田芮奇看看他,又看看簡樺,好像才明白發生了什麼事。
「他媽你小子又听到什麼流言了?」田芮奇走過去踹了那人一腳,笑著罵道,「你這豬腦子,又他媽被誰給煽動了?」
眾人都是臉色一變。
簡樺心中覺得似乎大有文章,也停住了腳步,靜觀其變。
那人被田芮奇踹了一腳,好像有些畏懼,沒有還手,只爭辯道︰「他害了安綠岩長官!」
「你是新來的吧,」田芮奇說,「你認識安綠岩長官嗎?你見過他嗎?劉指揮官都沒說是簡中校害的安綠岩長官,你瞎吵吵個屁啊?」
他的話語犀利,一針見血,那人被他罵得說不出話來。
「都他媽給我站起來!別坐在這丟人現眼!」田芮奇又踹了坐在地上的幾人一腳,大聲說,「現在是訓練時間!到戰場上也這麼無組織紀律的想坐就坐,就等著看怎麼死吧!都站起來!不想干了就回家去!少丟暴風堡壘的人!」
他的一番笑嘻嘻不正經又像是正經的喝斥。坐在地上的士兵們面面相覷,開始有幾個站了起來,最後都站起列好了隊。
「長官!列隊完畢,可以訓練了。」田芮奇小跑著,在簡樺身邊立正以,眼楮里有洋洋自得,語氣就像是對大人邀功的小孩子一樣。
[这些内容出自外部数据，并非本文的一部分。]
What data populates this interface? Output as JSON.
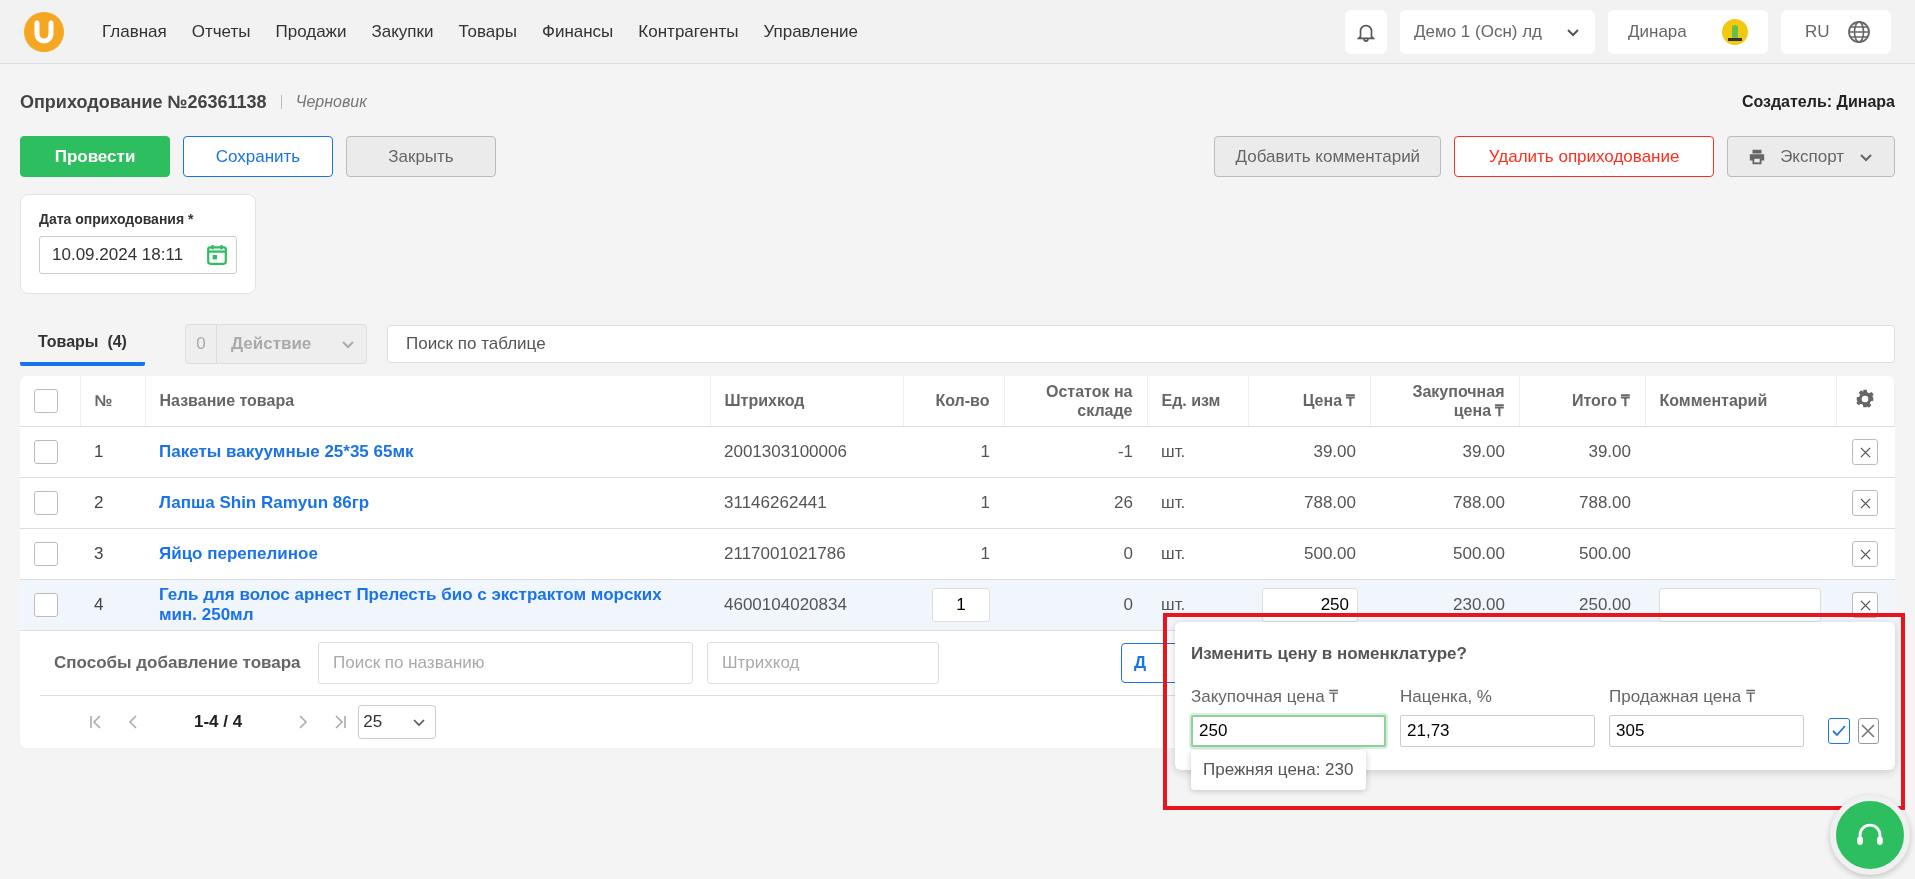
{
  "nav": {
    "items": [
      "Главная",
      "Отчеты",
      "Продажи",
      "Закупки",
      "Товары",
      "Финансы",
      "Контрагенты",
      "Управление"
    ],
    "company": "Демо 1 (Осн) лд",
    "user": "Динара",
    "language": "RU"
  },
  "document": {
    "title": "Оприходование №26361138",
    "status": "Черновик",
    "creator": "Создатель: Динара"
  },
  "actions": [
    {
      "label": "Провести",
      "kind": "primary"
    },
    {
      "label": "Сохранить",
      "kind": "outline"
    },
    {
      "label": "Закрыть",
      "kind": "grey"
    }
  ],
  "right_actions": [
    {
      "label": "Добавить комментарий",
      "kind": "grey"
    },
    {
      "label": "Удалить оприходование",
      "kind": "danger"
    },
    {
      "label": "Экспорт",
      "kind": "export"
    }
  ],
  "date_field": {
    "label": "Дата оприходования *",
    "value": "10.09.2024 18:11"
  },
  "tabs": [
    {
      "label": "Товары",
      "count": "(4)",
      "selected": true
    }
  ],
  "bulk_action": {
    "count": "0",
    "label": "Действие",
    "disabled": true
  },
  "table_search": {
    "placeholder": "Поиск по таблице"
  },
  "table": {
    "select_all": {
      "checked": false
    },
    "columns": [
      "№",
      "Название товара",
      "Штрихкод",
      "Кол-во",
      "Остаток на складе",
      "Ед. изм",
      "Цена ₸",
      "Закупочная цена ₸",
      "Итого ₸",
      "Комментарий"
    ],
    "rows": [
      {
        "checked": false,
        "editing": false,
        "number": "1",
        "name": "Пакеты вакуумные 25*35 65мк",
        "barcode": "2001303100006",
        "qty": "1",
        "stock": "-1",
        "unit": "шт.",
        "price": "39.00",
        "purchase_price": "39.00",
        "total": "39.00"
      },
      {
        "checked": false,
        "editing": false,
        "number": "2",
        "name": "Лапша Shin Ramyun 86гр",
        "barcode": "31146262441",
        "qty": "1",
        "stock": "26",
        "unit": "шт.",
        "price": "788.00",
        "purchase_price": "788.00",
        "total": "788.00"
      },
      {
        "checked": false,
        "editing": false,
        "number": "3",
        "name": "Яйцо перепелиное",
        "barcode": "2117001021786",
        "qty": "1",
        "stock": "0",
        "unit": "шт.",
        "price": "500.00",
        "purchase_price": "500.00",
        "total": "500.00"
      },
      {
        "checked": false,
        "editing": true,
        "number": "4",
        "name": "Гель для волос арнест Прелесть био с экстрактом морских мин. 250мл",
        "barcode": "4600104020834",
        "qty": "1",
        "stock": "0",
        "unit": "шт.",
        "price": "250",
        "purchase_price": "230.00",
        "total": "250.00"
      }
    ]
  },
  "add_row": {
    "label": "Способы добавление товара",
    "name_placeholder": "Поиск по названию",
    "barcode_placeholder": "Штрихкод",
    "button_visible": "Д"
  },
  "pagination": {
    "range": "1-4 / 4",
    "page_size": "25"
  },
  "price_popup": {
    "title": "Изменить цену в номенклатуре?",
    "fields": [
      {
        "label": "Закупочная цена ₸",
        "value": "250",
        "focused": true
      },
      {
        "label": "Наценка, %",
        "value": "21,73",
        "focused": false
      },
      {
        "label": "Продажная цена ₸",
        "value": "305",
        "focused": false
      }
    ],
    "hint": "Прежняя цена: 230"
  }
}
「田芮奇什麼時候開始服氣簡樺的?」在旁邊高處的房間里,幾個軍官一直在觀察訓練場上的一切,互相詢問著。
「不知道,田芮奇不是個有名的刺頭嗎?」一個軍官說。
「也好,能有人管住他也好。」另一個人笑著說。
「不是好事啊!」年紀最大的軍官長嘆了一口氣,看周圍人迷惑地看向了自己,他解釋道,「暴風谷的大家能聚集起來,全是因為劉光的緣故。現在出現了一個簡樺,當有人可以為簡樺而違逆劉光命令的時候。暴風谷就危險了。」
在暴風谷外。
一輛吉普車從遠處急速駛來,停在了河灘上。
劉光焦急地跳下了車,黃遠站在不遠處,看著他古怪地笑。
「解毒劑,還有沒有?」劉光來不及跟黃遠打招呼,直接說,「請再給我一份。」
黃遠看了他一會兒,答非所問地說︰「今天怎麼沒有帶你的副官了?」
上次見面的時候,劉光的副官是簡樺假扮的,看來,黃遠已經看出來了。
劉光意識到這點,反而冷靜下來,說︰「我在問你解毒劑的事情。」
「呵呵。」黃遠笑出了聲音,然後說,「抑制劑我還有,不過在北方城。要他們送過來可以,不過得需要我們大王子的同意。」
劉光的手在袖子里握成了拳頭,他一直不願暴風谷卷入北方城和首都之間即將開始的內戰,但是這次,黃遠是要逼迫他站隊了。